Query for any nested subdocuments

I would like to perform a query for a given nested value on multiple subdocuments.
In the example below, I would like to perform the search across multiple "product_types" objects.
{
"product_types": {
"type_1": [
{
name: "something",
price: 100
},
{
name: "something else",
price: 50
}
],
"type_2": [
{
name: "another one",
price: 20
},
{
name: "and a last one",
price: 30
}
]
}
}
I understood the dollar sign matches any subdocument. Here is what I came up with to get all the product with a "price" value of 100. But it doesn't work. Any idea?
db.inventory.find( { product_types.$.price : 100 } )

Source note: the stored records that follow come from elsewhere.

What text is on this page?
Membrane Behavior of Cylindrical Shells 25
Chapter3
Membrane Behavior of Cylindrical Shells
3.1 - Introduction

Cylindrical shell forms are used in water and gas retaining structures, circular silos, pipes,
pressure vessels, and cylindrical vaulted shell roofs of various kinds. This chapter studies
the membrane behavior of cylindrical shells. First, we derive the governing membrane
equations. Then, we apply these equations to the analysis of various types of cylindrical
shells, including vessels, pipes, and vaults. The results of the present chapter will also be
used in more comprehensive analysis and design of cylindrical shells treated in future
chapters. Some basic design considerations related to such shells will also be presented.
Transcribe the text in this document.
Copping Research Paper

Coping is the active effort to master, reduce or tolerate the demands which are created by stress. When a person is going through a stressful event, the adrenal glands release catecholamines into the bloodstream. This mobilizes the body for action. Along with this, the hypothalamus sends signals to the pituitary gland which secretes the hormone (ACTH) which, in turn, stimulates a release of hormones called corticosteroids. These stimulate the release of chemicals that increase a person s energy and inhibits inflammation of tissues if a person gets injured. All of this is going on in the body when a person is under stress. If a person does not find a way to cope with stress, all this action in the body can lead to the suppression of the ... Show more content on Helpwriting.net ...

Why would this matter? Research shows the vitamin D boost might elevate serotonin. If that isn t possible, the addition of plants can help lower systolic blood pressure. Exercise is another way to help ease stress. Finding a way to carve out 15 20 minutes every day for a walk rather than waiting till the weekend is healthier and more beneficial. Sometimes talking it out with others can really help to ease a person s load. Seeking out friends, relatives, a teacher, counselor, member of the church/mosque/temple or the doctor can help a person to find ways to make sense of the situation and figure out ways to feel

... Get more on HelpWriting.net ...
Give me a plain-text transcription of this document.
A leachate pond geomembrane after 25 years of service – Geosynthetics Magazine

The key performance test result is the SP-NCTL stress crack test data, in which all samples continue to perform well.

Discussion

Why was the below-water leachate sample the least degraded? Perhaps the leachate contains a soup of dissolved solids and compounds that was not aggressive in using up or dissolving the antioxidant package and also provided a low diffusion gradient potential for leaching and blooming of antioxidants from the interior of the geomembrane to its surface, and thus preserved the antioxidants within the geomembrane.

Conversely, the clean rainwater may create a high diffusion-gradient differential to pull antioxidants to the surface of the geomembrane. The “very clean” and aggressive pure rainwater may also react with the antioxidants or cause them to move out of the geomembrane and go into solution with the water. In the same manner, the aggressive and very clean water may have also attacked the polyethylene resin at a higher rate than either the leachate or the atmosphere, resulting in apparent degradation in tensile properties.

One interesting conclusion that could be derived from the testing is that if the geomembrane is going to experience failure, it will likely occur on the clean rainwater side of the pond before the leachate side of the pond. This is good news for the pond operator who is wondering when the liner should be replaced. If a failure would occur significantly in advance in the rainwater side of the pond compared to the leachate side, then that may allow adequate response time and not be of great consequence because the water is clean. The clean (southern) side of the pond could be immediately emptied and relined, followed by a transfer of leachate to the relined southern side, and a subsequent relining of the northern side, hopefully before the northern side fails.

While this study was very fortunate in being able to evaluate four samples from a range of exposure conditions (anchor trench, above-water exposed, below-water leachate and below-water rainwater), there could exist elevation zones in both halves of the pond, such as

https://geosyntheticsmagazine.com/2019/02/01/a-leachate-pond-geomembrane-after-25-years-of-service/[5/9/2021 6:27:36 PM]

PS: I anticipate on some answers saying that such a db design to store products would be very bad and I agree; this is just an example to illustrate the kind of query I want to perform.
MongoDB doesn't support any sort of wildcard property like you're trying to do here with $. However, you can search multiple properties using an $or operator:
db.inventory.find({ $or: [
{ product_types.type_1.price: 100 },
{ product_types.type_2.price: 100 }
]})
But this is going to return the matching documents in full rather than just the matched array elements, so you'll also have to post-process the docs in your code to pull those out.
Searching with embedded documents can be done as
db.inventory.find({"product_types.type_1.price":100})
Field name should be inside " "! Otherwise it will throw syntax error.